In: Finance
5. You are considering
investing in Walters Wares, Inc. You have been able to locate the
following information on the firm: total assets = $24 million,
accounts receivable = $6 million, ACP = 20 days, net income = $2.86
million, and debt-to-equity ratio = 2.5 times. What is the ROE for
the firm? A. 32.5%
B. 38.8%
C. 41.7%
D. 44.5%
E. 48.6%
6. A corporation has a total asset turnover of 1.87 times, ROA of
14.8% and ROE of 18.5%. What is this firm's profit margin?
A. 9.9%
B. 9.2%
C. 8.5%
D. 7.9%
E. 6.9%
7. A corporation has a total asset turnover of 1.87 times, ROA of 14.8% and ROE of 18.5%. What is this firm's debt ratio? [Hint: equity multiplier = 1 / (1 – debt ratio)]
A. 18.5%
B. 20.0%
C. 21.2%
D. 21.9%
E. 28.1%
8. Which of the
following statements is (are) correct?
(x) The maximum growth rate that can be achieved financing asset
growth with new debt and retained
earnings is called the sustainable growth rate
(y) The maximum growth rate that can be achieved by financing asset
growth with internal financing or
retained earnings is called the internal growth rate
(z) The internal growth rate is the growth rate that the firm can
sustain if it finances growth using only internal
financing.

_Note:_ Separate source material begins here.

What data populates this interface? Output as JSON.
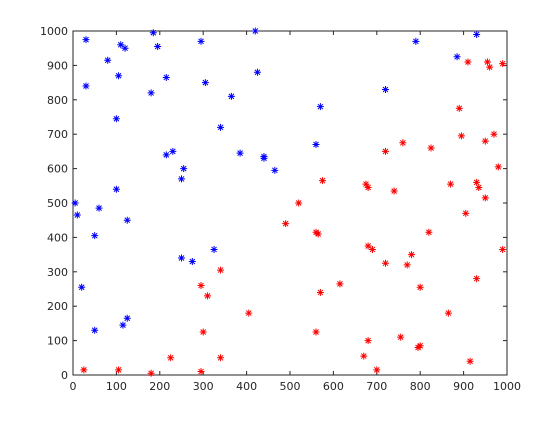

The sustainable growth rate is the growth rate the firm
can sustain using both debt and internal
financing such that the debt ratio remains constant.
A. (x), (y) and (z)
B. (x) and (y) only
C. (x) and (z) only
D. (y) and (z) only
E. (y) only
Answer to Question 5:
Total Assets = $24 million
Debt-to-Equity Ratio = 2.50 times
Total Equity = Weight of Equity * Total Assets
Total Equity = (1.00 / 3.50) * $24 million
Total Equity = $6.86 million
ROE = Net Income / Total Equity
ROE = $2.86 million / $6.86 million
ROE = 0.417 or 41.7%
Answer to Question 6:
ROA = Profit Margin * Total Asset Turnover
14.80% = Profit Margin * 1.87
Profit Margin = 7.9%
Answer to Question 7:
ROE = ROE * Equity Multiplier
18.5% = 14.8% * Equity Multiplier
Equity Multiplier = 1.25
Equity Multiplier = 1 / (1 - Debt Ratio)
1.25 = 1 / (1 - Debt Ratio)
1 - Debt Ratio = 0.8
Debt Ratio = 0.2 or 20.0%
Answer to Question 8:
Internal growth rate is the maximum growth rate a firm can
achieve without any external financing.
Sustainable growth rate is the maximum growth rate a firm can
sustain without additional debt or equity financing.
So, based on above, only statement (y) is correct.